Golden Edition, 2003 - 2010, Acrylic and Metal on Photograph, #1, 30x 55 cm / #2+3, 60 x 120 cm
Some decade ago I started to cover the bodies and faces of females in fashion magazines, erotic posters, or ads with some black paint. I "dressed" them in a tchador, so to say. This was an ironic gesture in two directions: on the one hand towards a particular censorship practice inside Iran after the revolution that included the covering of female bodies and faces in the books and magazines of public libraries.... One the other hand it repeated the fear of the West to be "Islamized" and its conscious or subconscious practice to marginalize Muslim women in Tchador or head shawl by seeing them as victims of their circumstances.

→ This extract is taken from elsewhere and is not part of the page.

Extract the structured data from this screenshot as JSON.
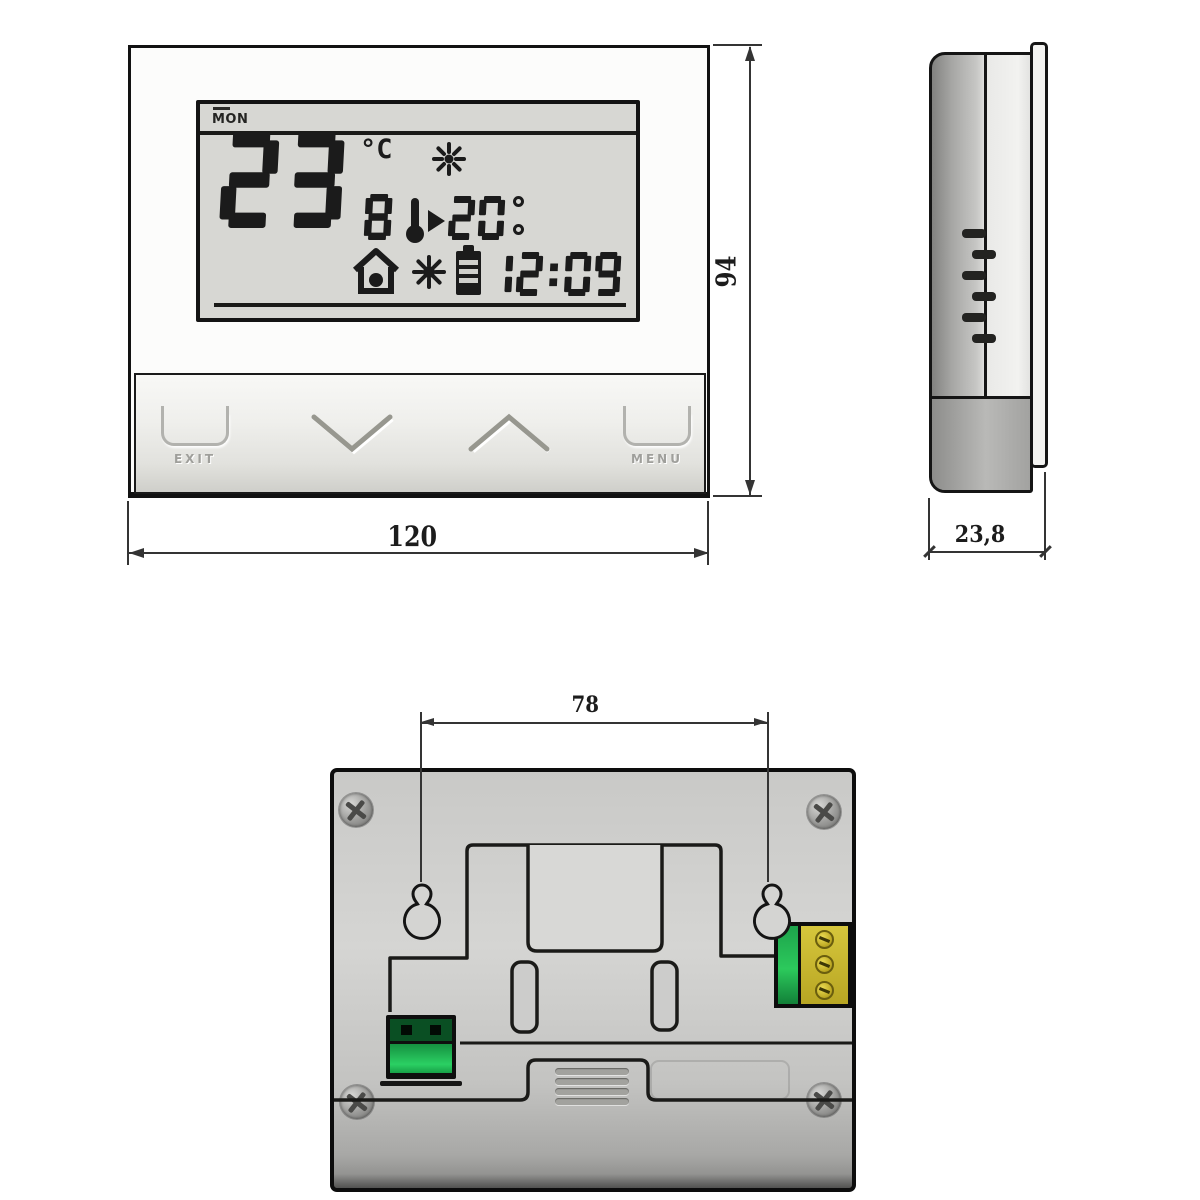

For the past years, the Tchador as well as the burka or the head shawl as such became the symbol of an ongoing public dispute between the defenders and offenders of this particular "dress code" within the European societies, as well as within the societies of the Middle East that sometimes regard it as a possibility to express aspects of an Anti Western identity based on some blown up words from the Qur'an. The piece of fabric was over and over filled with meanings and opinions that in my perception as a result, its meaning as such moved towards zero. This is the reason for my Golden edition. Its gold does not refer to the precious metal but to the glitter of total emptiness, to the pure surface.